The marginal percentage of Italian men who feel close to a political party is 51.57976%.

Task 4

Provide code and output only.

Prompt: In the tutorial, we calculated then visualized the percentage distribution for left vs. right by gender for France. Your task is to replicate the second version of the visualization but for the country of Sweden instead.

sweden_data <- read.fst("sweden_data.fst")
# Create a ggplot object for horizontal bar chart with the specified style
lrscale_plot_v2 <- ggplot(lrscale_percentages, 
            aes(x = percentage,  # Use percentage directly
                y = reorder(gndr, -percentage),  # Order bars within each gender
                fill = gndr)) +  # Fill color based on Gender

  # Create horizontal bar chart
  geom_col() +  # Draws the bars using the provided data
  coord_flip() +  # Flip coordinates to make bars horizontal

  # Remove fill color legend
  guides(fill = "none") +  # Removes legend for the fill aesthetic

  # Split the plot based on Political Orientation
  facet_wrap(~ lrscale, nrow = 1) +  # Separate plots for Left/Right

  # Labels and titles for the plot
  labs(x = "Percentage of Respondents",  # X-axis label
       y = NULL,  # Remove Y-axis label
       title = "Political Orientation by Gender",  # Main title
       subtitle = "Comparing the percentage distribution of left vs. right for Sweden (2002-2020)") +  # Subtitle

  # Adjust visual properties of the plot
  theme(plot.title = element_text(size = 16, face = "bold"),  # Format title
        plot.subtitle = element_text(size = 12),  # Format subtitle
        axis.title.y = element_blank(),  # Remove Y-axis title
        legend.position = "bottom")  # Position the legend at the bottom

# Display the ggplot object
lrscale_plot_v2

Task 5

Provide code and answer: In Hungary, what is the conditional probability of NOT feeling close to any particular party given that the person lives in a rural area?

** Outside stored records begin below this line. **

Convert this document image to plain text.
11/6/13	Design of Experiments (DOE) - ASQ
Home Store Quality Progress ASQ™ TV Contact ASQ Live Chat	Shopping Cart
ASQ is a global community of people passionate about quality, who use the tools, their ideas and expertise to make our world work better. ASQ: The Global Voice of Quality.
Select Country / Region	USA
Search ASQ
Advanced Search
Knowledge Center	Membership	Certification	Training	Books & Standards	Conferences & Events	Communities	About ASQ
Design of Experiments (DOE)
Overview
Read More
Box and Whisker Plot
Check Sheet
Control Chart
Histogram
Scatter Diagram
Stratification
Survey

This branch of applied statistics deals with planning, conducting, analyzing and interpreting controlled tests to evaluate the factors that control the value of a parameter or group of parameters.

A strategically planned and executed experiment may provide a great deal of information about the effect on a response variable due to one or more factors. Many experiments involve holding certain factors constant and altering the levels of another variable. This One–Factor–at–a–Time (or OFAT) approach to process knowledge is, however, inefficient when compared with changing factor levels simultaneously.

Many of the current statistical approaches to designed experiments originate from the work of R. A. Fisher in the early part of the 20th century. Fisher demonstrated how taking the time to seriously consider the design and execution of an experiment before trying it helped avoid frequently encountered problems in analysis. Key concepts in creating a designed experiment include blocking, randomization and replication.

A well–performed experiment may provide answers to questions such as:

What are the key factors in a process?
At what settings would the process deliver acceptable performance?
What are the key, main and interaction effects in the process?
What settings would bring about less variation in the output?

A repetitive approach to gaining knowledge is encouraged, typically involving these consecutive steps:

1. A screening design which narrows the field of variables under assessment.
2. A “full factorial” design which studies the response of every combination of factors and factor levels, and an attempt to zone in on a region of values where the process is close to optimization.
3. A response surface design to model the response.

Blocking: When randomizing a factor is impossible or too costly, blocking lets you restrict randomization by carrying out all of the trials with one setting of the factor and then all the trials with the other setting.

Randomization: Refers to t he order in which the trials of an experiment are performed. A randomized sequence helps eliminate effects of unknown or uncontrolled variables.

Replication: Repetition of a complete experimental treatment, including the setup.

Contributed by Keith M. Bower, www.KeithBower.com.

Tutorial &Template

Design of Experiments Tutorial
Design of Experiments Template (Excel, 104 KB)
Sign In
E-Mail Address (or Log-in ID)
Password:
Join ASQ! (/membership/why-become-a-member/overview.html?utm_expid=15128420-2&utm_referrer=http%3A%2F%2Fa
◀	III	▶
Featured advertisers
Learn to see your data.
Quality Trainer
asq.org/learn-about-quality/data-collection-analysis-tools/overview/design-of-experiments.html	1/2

hungary_data <- read.fst("hungary_data.fst")
hungary_data <- hungary_data %>%
  # Modify 'clsprty' column: set values of 2 to 0, and values in 7, 8, 9 to NA. Retain other values as is.
  mutate(
    clsprty = ifelse(clsprty == 2, 0, ifelse(clsprty %in% c(7, 8, 9), NA, clsprty))
  ) %>%
  # Modify 'yrbrn' column: set specific values (7777, 8888, 9999) to NA.
  mutate(
    yrbrn = ifelse(yrbrn %in% c(7777, 8888, 9999), NA, yrbrn)
  )
# Recode clsprty and geo variables, removing NAs
hungary_data <- hungary_data %>%
  mutate(
    geo = recode(as.character(domicil), 
                 '1' = "Urban", 
                 '2' = "Urban",
                 '3' = "Rural", 
                 '4' = "Rural", 
                 '5' = "Rural",
                 '7' = NA_character_,
                 '8' = NA_character_,
                 '9' = NA_character_)
  ) %>%
  filter(!is.na(clsprty), !is.na(geo))  # Removing rows with NA in clsprty or geo
# Calculate conditional probabilities, excluding NAs
cond <- hungary_data %>%
  count(clsprty, geo) %>%
  group_by(geo) %>%
  mutate(prob = n / sum(n))

cond
## # A tibble: 4 × 4
## # Groups:   geo [2]
##   clsprty geo       n  prob
##     <dbl> <chr> <int> <dbl>
## 1       0 Rural  6275 0.554
## 2       0 Urban  2395 0.512
## 3       1 Rural  5055 0.446
## 4       1 Urban  2283 0.488

##Conclusion

The conditional probability that in Hungary that someone does not feel close to any party givem they live in a rural area is 55.3%

See you next week